R02_所得税

令和2年度税制改正 <<所得税>>

1.ひとり親控除の創設と寡婦控除の見直し
 (1) 概要
    婚姻歴の有無により控除額の差異があることによる不公平を是正するため寡婦控除を見
   直すと共に、ひとり親控除が創設されました。
   なお、寡夫控除は廃止されました。
 (2) ひとり親控除
  ⅰ) 納税者が「ひとり親」であるときの所得控除は以下の金額です。
        ひとり親控除 ・・・ 35万円
  ⅱ) ひとり親の要件
     ひとり親とはその年の12月31日の現況で、婚姻をしていない、又は配偶者の生死が不
    明である人のうち、次の3つの要件を満たす人です。
     a) 事実上婚姻関係と同様の事情にあると認められる人がいないこと
     b) 生計を一にする子がいること
       総所得金額が48万円以下で他の人の同一生計配偶者や扶養親族になっていない子
      に限る
     c) 合計所得金額が500万円以下であること
 (3) 寡婦控除
    ひとり親に該当せず、(a)又は(b)のいずれかに当てはまる人は、寡婦控除として以下の
   金額を控除できます。
        寡婦控除 ・・・ 27万円
   a) 夫と離婚した後婚姻をしておらず、扶養親族がいる人で合計所得金額が500万円以下
     の人
   b) 夫と死別した後婚姻をしていない人又は夫の生死が不明な人で合計所得金額が500万
     円以下の人(扶養の要件はありません)
    上記いずれの場合も事実上婚姻関係と同様の事情にあると認められる人がいない場合に
   限られます。
 (4) 従来の制度との相違点
  ⅰ) 婚姻歴が無くても生計を一にする子がいれば控除可能となった。
  ⅱ) 合計所得金額が500万円超の場合は控除不可となった。
  ⅲ) 事実上婚姻関係と同様の事情にあると認められる人がいる場合は控除不可となった。

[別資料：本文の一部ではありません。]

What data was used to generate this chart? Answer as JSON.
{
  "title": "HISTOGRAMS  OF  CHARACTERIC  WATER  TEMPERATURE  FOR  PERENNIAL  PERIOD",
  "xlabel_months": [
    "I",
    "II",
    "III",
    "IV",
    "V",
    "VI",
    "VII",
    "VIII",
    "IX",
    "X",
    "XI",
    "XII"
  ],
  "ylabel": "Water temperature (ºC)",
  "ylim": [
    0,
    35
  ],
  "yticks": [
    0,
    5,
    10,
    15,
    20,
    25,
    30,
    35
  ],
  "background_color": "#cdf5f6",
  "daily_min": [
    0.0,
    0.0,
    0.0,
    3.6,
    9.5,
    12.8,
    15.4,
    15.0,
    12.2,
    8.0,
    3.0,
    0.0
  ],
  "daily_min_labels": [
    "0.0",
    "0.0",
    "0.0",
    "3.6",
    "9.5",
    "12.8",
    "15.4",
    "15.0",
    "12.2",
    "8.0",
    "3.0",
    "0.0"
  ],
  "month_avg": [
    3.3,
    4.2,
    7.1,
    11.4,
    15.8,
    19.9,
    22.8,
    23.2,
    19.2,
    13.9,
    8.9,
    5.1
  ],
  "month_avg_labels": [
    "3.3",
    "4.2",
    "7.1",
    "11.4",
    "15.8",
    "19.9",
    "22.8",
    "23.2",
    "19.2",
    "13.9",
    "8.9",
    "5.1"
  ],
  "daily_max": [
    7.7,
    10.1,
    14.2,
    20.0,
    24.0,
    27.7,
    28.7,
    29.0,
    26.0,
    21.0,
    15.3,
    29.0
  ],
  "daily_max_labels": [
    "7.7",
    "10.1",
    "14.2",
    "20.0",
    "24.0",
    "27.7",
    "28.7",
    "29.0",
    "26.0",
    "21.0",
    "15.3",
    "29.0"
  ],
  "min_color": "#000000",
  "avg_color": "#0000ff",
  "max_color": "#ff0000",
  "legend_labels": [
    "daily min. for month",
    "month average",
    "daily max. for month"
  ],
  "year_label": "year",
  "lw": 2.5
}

  ⅳ) 寡夫控除はなくなり、「ひとり親控除」に移行した。
2.国外居住親族の扶養控除の見直し
 (1) 年齢要件の見直し
    非居住者に係る扶養控除については、対象者を原則として16歳以上30歳未満及び70歳
   以上の者とする。
 (2) 30歳以上70歳未満の扶養親族
    年齢が30歳以上70歳未満の者でも以下のいずれかに該当する場合は控除対象扶養親
   族となります。
   ⅰ) 留学により国内に住所及び居所を有しなくなった者
   ⅱ) 障害者
   ⅲ) その居住者から生活費又は教育費として38万円以上の支払を受けている者
 (3) 扶養控除の適用を受けるための手続き
    扶養控除の適用を受けるためには、国外居住扶養親族であることを証する書類、送金等を
   行った書類、留学者であることを証する書類等一定の書類を提出又は提示しなければなりま
   せん。
 (4) 適用関係
    令和5年1月1日以後に支払われる給与等及び令和5年分以後の所得税について適用さ
   れます。
3.その他
 (1) NISA制度の改正
   ⅰ) つみたてNISAの期間が令和24年までとなり、5年延長されました。
   ⅱ) 一般NISAは積立と別枠投資の2階建ての非課税投資が可能となり、口座開設期間が
     令和10年まで5年延長されました。
   ⅲ) ジュニアNISAの口座開設期間は令和5年で終了となります。
 (2) 医療費控除の際の添付書類について改正がありました。
 (3) ふるさと納税の際の添付書類について改正がしりました。